How does vomiting alter the acid-base balance of the blood?
The short answer is that repeated vomiting causes the blood to become more alkaline. The acid-base balance of anything is measured on the pH scale. The scale goes from 0 to 14, and 7 is neutral. Anything below 7 is acidic. Conversely, anything above 7 is basic. Normally, the pH of blood is neutral (or very close to it). Charged hydrogen particles in the blood will cause the blood to be acidic, but that acidity is countered by the alkaline electrolyte bicarbonate. When you vomit, large amounts of hydrogen particles are lost with the stomach acid. All of a sudden there is less acidity in the body, but no change has occurred to the amount of alkaline electrolyte bicarbonate. Essentially, the lost acid no longer balances out the alkalinity of the blood. The blood becomes more basic as a result. Usually the body compensates just fine, but prolonged vomiting could eventually lead to hypokalemia (low potassium levels).
In order to function as it should, human blood requires an appropriate balance of acidic and alkaline compounds, known as the "acid-base balance." While this is normally a function performed by our kidneys and lungs, sometimes this state of balance can become skewed; an example of this is acidosis, when the blood becomes too acidic, or alkalosis, when the blood becomes too basic.

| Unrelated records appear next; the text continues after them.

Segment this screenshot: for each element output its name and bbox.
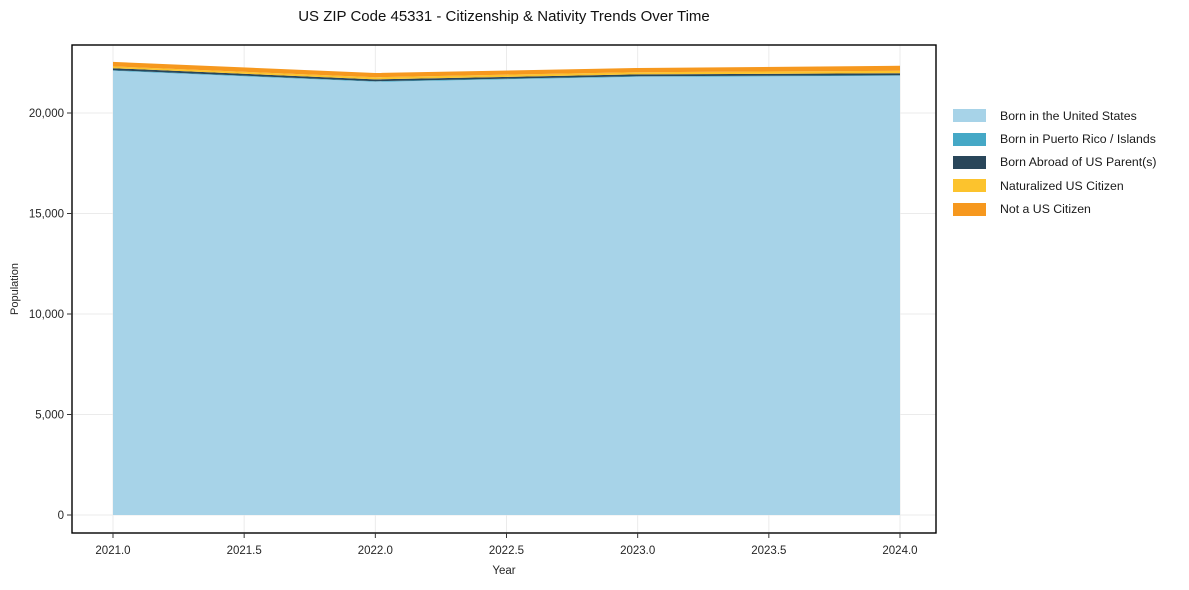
x-tick-label: 2023.5 — [751, 545, 786, 557]
legend-label: Born in the United States — [1000, 108, 1137, 123]
legend-item: Born in the United States — [953, 104, 1157, 127]
area-series-0 — [113, 70, 900, 516]
legend-swatch — [953, 179, 986, 193]
legend-swatch — [953, 155, 986, 169]
legend-item: Born Abroad of US Parent(s) — [953, 151, 1157, 174]
y-tick-label: 15,000 — [29, 209, 64, 221]
y-tick-label: 5,000 — [35, 410, 64, 422]
x-tick-label: 2023.0 — [620, 545, 655, 557]
legend-item: Naturalized US Citizen — [953, 174, 1157, 197]
x-tick-label: 2022.5 — [489, 545, 524, 557]
y-tick-label: 0 — [58, 510, 64, 522]
legend-item: Born in Puerto Rico / Islands — [953, 127, 1157, 150]
area-series-3 — [113, 66, 900, 80]
y-tick-label: 10,000 — [29, 309, 64, 321]
legend-label: Born Abroad of US Parent(s) — [1000, 155, 1157, 170]
area-series-2 — [113, 68, 900, 82]
plot-border — [71, 44, 937, 534]
x-tick-label: 2022.0 — [358, 545, 393, 557]
legend-label: Born in Puerto Rico / Islands — [1000, 132, 1156, 147]
legend-label: Not a US Citizen — [1000, 202, 1091, 217]
legend: Born in the United States Born in Puerto … — [953, 104, 1157, 221]
x-tick-label: 2024.0 — [882, 545, 917, 557]
legend-swatch — [953, 202, 986, 216]
legend-swatch — [953, 109, 986, 123]
y-tick-label: 20,000 — [29, 108, 64, 120]
legend-swatch — [953, 132, 986, 146]
x-tick-label: 2021.0 — [95, 545, 130, 557]
y-axis-label: Population — [9, 263, 21, 315]
legend-label: Naturalized US Citizen — [1000, 178, 1124, 193]
chart-title: US ZIP Code 45331 - Citizenship & Nativi… — [298, 8, 710, 25]
x-tick-label: 2021.5 — [227, 545, 262, 557]
x-axis-label: Year — [492, 565, 516, 577]
legend-item: Not a US Citizen — [953, 198, 1157, 221]
area-series-1 — [113, 70, 900, 82]
area-series-4 — [113, 61, 900, 78]
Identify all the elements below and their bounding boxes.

When we vomit, we are expelling contents of our stomachs—including hydrochloric acid (HCl)—from our body. These acidic contents are lost without an equivalent loss of the alkaline bicarbonates. Thus, the remaining liquid contents of the stomach—which are alkaline rather than neutral—are absorbed by blood vessels and carried off to the bloodstream. While this is not a process that happens with minor bouts of vomiting, it will occur with prolonged vomiting.
Blood needs an appropriate acid-base balance to ensure all its components and other body organs work accordingly. Acidosis is a condition where there is a higher level of acidity or low pH levels in the blood. Alkalosis is a condition where the blood has a higher level of alkalinity or registers a high pH on the scale.
Vomiting is normally a protective function of the body that helps in getting rid of harmful substances like toxins. However, vomiting also leads to dehydration and the removal of acidic hydrogen compounds. The acidic hydrogen compounds are balanced by the bicarbonate, which is alkaline and ensures that the blood maintains an almost neutral pH condition. Thus, prolonged vomiting may lead to an increase in alkalinity if the body fails to compensate for the loss of hydrochloric acid.
When you vomit you are expelling gastric contents. The pH of the stomach is highly acidic because of HCL hydrochloric acid. HCL has a pH of about 0.8, remember that the pH scale is from 0-14. When you lose gastric contents, you also lose this very strong acid. Proton pumps in the gastric mucosa work to replace this lost acid but they can't replace it quick enough, especially if you vomit repeatedly. The pH of the stomach becomes more alkaline or basic(because you have lost the HCL). The microvilli of the mucosa is highly vascular(has a good blood supply). Now, the alkaline fluid or chyme is readily absorbed by the blood vessels in the stomach and transported to the bloodstream or cardiovascular system. Vomiting once or twice will not change the pH of the blood but intractable vomiting will.
Vomiting alters the acid-base balance by causing a massive loss of chloride from the stomach as hydrochloric acid (HCl). This causes an increase of bicarbonate in the extracellular fluid (any fluid in the body that is not part of the fluid in the cells). Information from: Thibodeau, Gary A. and Patton, Kevin T., Structure & Function of the Body, 2008, St. Lewis, Mosby Elsevier.